Piri Piri Chicken Tray Bake
Tray bakes couldn’t be easier – just throw everything onto a baking tray and pop it in the oven. If I’m prepping these ahead of time, I put all the ingredients in a zip lock bag so that I can just tip it out onto the tray as soon as I walk in the door.
- 2 tbsp olive oil
- 1 tbsp dried oregano
- 1 tbsp paprika
- 1 tbsp honey
- 1 tsp apple cider vinegar
- Salt and freshly ground black pepper
- 6 chicken legs or thighs (or a mix of both), skin on and bone in
- 3 red peppers, sliced
- 2 corn on the cob, each one cut into thirds
- 200 g Brussels sprouts, halved (optional)

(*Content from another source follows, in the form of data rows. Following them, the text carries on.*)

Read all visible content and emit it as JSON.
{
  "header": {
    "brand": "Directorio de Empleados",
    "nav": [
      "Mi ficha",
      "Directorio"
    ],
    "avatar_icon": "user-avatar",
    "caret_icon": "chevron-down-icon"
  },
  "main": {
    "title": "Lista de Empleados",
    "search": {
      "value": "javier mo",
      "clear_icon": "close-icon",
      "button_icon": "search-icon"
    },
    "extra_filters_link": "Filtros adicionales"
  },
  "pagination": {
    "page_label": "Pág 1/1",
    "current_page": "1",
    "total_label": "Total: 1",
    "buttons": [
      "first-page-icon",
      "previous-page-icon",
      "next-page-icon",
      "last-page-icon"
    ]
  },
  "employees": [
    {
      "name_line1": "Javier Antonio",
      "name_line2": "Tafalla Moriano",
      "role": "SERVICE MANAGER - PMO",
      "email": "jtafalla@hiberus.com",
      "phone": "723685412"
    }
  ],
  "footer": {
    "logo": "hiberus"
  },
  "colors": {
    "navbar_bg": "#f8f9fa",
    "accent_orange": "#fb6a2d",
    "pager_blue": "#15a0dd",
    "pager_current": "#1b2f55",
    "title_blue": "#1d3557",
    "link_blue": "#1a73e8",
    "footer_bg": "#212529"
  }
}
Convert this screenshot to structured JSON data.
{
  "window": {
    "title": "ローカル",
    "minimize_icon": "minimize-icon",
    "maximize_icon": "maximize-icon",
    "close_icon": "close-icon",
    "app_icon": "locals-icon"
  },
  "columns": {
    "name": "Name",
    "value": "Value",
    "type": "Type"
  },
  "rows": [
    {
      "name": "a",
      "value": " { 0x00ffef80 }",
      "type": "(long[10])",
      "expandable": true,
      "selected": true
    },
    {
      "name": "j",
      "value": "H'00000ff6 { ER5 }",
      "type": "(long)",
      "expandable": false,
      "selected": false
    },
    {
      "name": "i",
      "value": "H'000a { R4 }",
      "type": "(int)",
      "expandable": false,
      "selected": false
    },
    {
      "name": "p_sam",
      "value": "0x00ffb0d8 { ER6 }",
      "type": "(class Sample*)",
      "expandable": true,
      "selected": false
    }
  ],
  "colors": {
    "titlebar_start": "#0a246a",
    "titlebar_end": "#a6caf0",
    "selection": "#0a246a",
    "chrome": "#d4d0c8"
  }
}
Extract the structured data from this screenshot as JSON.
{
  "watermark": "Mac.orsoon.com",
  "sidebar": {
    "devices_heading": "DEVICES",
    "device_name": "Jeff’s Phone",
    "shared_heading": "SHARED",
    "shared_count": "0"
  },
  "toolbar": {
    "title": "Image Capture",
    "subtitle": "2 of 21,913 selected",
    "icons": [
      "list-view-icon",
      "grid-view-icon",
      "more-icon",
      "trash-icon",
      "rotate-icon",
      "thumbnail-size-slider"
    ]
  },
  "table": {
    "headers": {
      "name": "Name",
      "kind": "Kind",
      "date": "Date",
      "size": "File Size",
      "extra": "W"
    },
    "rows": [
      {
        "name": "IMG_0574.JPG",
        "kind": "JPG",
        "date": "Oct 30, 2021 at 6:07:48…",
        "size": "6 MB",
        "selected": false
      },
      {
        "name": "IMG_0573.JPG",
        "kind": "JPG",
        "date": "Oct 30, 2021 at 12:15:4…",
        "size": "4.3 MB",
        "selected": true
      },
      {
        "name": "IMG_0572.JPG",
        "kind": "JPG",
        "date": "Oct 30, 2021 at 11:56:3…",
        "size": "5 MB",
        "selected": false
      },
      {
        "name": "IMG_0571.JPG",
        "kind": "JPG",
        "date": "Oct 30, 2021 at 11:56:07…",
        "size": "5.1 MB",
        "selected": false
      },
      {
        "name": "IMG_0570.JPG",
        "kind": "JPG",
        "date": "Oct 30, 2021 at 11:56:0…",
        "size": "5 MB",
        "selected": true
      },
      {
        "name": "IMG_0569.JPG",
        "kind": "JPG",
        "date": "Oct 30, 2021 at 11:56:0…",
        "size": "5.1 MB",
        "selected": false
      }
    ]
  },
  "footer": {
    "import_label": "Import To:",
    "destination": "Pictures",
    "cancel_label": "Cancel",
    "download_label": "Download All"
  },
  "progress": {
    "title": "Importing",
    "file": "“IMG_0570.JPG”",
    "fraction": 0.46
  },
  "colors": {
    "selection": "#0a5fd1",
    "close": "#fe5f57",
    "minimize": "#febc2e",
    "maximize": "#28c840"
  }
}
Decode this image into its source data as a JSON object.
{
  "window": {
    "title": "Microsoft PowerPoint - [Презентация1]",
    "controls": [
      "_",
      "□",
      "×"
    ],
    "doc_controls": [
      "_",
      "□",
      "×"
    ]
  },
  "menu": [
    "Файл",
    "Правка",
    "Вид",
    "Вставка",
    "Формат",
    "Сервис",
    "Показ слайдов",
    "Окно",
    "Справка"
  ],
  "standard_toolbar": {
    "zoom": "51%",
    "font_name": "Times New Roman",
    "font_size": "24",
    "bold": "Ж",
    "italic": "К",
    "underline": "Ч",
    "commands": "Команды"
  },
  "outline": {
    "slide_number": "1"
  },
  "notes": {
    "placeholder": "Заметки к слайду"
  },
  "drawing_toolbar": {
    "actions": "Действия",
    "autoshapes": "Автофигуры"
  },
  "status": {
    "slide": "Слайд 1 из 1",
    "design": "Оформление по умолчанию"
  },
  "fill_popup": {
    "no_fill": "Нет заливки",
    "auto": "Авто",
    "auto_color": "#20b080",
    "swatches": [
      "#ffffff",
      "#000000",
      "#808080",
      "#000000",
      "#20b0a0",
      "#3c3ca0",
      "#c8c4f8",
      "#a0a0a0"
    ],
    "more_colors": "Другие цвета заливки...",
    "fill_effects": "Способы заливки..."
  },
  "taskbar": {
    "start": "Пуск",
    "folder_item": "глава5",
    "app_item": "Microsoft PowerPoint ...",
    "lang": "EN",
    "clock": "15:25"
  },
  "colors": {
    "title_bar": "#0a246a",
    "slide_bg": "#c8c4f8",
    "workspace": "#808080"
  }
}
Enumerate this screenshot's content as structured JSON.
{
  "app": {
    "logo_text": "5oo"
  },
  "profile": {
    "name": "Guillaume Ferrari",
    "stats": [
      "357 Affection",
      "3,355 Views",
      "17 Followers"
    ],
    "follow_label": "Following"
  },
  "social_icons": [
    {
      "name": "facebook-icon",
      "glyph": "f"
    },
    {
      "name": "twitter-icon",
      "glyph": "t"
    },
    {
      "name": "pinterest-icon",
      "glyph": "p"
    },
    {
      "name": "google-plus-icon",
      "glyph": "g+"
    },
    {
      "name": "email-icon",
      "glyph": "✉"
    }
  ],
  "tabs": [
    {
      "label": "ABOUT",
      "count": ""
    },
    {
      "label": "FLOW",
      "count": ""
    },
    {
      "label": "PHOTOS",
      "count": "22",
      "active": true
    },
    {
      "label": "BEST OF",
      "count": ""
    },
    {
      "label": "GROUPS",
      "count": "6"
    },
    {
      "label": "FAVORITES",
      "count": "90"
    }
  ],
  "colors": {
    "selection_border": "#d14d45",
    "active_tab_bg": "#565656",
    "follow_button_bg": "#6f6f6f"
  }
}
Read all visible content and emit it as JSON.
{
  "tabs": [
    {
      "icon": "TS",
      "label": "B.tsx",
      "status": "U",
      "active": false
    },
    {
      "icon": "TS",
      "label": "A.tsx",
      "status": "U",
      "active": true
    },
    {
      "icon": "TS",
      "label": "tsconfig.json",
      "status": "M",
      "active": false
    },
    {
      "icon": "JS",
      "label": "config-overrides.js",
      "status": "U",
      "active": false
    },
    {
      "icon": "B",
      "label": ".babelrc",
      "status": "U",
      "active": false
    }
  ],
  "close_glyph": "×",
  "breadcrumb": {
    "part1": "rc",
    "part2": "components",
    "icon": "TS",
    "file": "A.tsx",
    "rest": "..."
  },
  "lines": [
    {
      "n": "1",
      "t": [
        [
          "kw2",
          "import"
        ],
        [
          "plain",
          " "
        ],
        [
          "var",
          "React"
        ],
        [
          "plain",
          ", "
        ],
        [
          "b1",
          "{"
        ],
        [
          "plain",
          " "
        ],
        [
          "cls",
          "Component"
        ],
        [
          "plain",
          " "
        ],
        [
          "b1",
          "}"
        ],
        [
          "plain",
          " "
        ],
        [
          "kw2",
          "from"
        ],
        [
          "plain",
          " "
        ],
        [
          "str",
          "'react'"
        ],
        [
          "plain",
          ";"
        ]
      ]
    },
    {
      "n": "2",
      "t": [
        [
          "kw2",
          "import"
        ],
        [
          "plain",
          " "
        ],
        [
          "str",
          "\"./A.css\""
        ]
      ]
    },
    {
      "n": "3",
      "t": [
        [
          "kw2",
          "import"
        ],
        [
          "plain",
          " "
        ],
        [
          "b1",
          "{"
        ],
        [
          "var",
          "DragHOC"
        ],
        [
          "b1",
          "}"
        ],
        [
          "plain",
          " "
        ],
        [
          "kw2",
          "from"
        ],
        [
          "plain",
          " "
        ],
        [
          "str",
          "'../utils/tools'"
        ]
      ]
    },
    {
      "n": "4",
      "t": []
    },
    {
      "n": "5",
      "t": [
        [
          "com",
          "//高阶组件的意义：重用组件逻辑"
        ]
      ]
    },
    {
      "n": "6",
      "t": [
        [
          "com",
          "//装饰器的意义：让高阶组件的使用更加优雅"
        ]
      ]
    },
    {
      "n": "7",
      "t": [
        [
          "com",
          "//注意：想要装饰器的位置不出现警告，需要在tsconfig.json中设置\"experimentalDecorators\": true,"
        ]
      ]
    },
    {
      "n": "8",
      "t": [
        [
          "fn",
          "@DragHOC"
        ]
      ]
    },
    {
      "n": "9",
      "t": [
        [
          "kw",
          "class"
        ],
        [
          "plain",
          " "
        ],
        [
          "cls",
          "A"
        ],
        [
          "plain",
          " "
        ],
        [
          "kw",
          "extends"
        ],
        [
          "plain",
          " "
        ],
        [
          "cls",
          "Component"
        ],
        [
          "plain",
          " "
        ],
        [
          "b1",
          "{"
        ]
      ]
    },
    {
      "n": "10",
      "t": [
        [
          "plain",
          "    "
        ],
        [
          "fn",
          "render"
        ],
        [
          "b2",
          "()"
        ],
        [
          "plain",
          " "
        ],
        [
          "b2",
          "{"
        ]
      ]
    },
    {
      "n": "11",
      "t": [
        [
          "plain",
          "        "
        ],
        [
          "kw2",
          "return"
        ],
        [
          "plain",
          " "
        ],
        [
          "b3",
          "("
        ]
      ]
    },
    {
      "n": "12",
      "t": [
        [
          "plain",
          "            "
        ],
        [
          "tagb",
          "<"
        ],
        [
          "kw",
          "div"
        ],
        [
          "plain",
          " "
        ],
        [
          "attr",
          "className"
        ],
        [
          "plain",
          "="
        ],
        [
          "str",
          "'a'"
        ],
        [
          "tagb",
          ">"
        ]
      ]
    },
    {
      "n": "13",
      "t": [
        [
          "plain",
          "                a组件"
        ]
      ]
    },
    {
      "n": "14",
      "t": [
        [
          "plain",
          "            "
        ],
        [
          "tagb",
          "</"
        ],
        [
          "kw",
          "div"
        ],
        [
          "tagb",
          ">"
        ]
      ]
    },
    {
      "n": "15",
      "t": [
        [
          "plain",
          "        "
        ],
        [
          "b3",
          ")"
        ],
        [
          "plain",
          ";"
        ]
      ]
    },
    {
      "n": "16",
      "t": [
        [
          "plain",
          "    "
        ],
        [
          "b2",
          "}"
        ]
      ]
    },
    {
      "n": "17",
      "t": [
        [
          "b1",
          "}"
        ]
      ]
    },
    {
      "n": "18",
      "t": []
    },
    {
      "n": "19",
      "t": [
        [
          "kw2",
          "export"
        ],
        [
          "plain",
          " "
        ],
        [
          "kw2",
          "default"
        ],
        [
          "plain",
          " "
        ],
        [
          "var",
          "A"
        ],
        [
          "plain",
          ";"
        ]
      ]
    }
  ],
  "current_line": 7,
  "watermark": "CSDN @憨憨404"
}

- 6–7 bird’s eye chillies, deseeded and finely chopped
- 3 large garlic cloves, peeled and halved
Preheat the oven to 210°C. Put the olive oil, oregano, paprika, honey, vinegar and some salt and pepper in a large bowl and whisk together. Add the chicken, peppers, corn, sprouts (if using), chilies and garlic and stir to coat the chicken and veg in the spicy oil.
Tip everything out onto a large baking tray or roasting tin and cook in the preheated oven for 20 minutes, until the chicken is cooked through and the veg are tender.